Les salariés du cédant sont les premiers à devoir être informés de la cession, réglementairement selon la loi Hamon, mais aussi moralement, pour éviter la désagréable surprise de l’apprendre d’une autre manière. Il faut aussi avertir le second cercle : franchiseur, comptable, banquier… Ils peuvent s’avérer facilitateur de l’opération ou apporteurs de solutions.
Le franchiseur a la plupart du temps un droit d’agrément sur l’opération mais il reste une force vive pour faire avancer la réflexion de son franchisé cédant et débloquer une situation en se montrant au besoin juge de paix », note Olga Romulus.
Savoir-faire : l’animation individuelle, pour des transmissions en douceur, en cette période charnière
Si la reprise d’entreprise reste peu anticipée par les enseignes de franchise, elle pourrait entrer dans le cadre du job des animateurs. « Le franchiseur devrait s’appuyer sur les animateurs de réseau pour réaliser une cartographie du parc de magasins, et ainsi anticiper les reprises et les départs.
Cela permettrait d’alerter les têtes de réseau sur d’éventuels candidats à la reprise et d’anticiper la construction de la succession.

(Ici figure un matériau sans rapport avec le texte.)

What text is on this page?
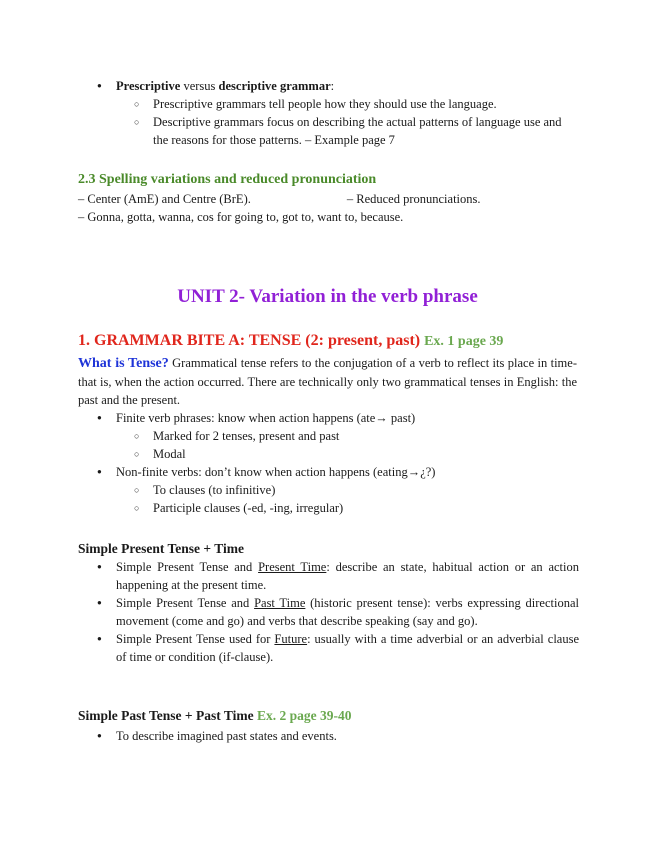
● Prescriptive versus descriptive grammar:
○ Prescriptive grammars tell people how they should use the language.
○ Descriptive grammars focus on describing the actual patterns of language use and the reasons for those patterns. – Example page 7

2.3 Spelling variations and reduced pronunciation

– Center (AmE) and Centre (BrE).	– Reduced pronunciations.

– Gonna, gotta, wanna, cos for going to, got to, want to, because.

UNIT 2- Variation in the verb phrase

1. GRAMMAR BITE A: TENSE (2: present, past) Ex. 1 page 39

What is Tense? Grammatical tense refers to the conjugation of a verb to reflect its place in time- that is, when the action occurred. There are technically only two grammatical tenses in English: the past and the present.

● Finite verb phrases: know when action happens (ate→ past)
○ Marked for 2 tenses, present and past
○ Modal
● Non-finite verbs: don’t know when action happens (eating→¿?)
○ To clauses (to infinitive)
○ Participle clauses (-ed, -ing, irregular)

Simple Present Tense + Time

● Simple Present Tense and Present Time: describe an state, habitual action or an action happening at the present time.
● Simple Present Tense and Past Time (historic present tense): verbs expressing directional movement (come and go) and verbs that describe speaking (say and go).
● Simple Present Tense used for Future: usually with a time adverbial or an adverbial clause of time or condition (if-clause).

Simple Past Tense + Past Time Ex. 2 page 39-40

● To describe imagined past states and events.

D’autant qu’en cas d’erreur de casting, un point de vente peut péricliter et abîmer l’image de l’enseigne. Nous sommes dans une période charnière où les transmissions doivent être professionnalisées, pour éviter des déceptions de part et d’autre », confirme Véronique Discours Buhot, déléguée générale de la fédération française de la franchise.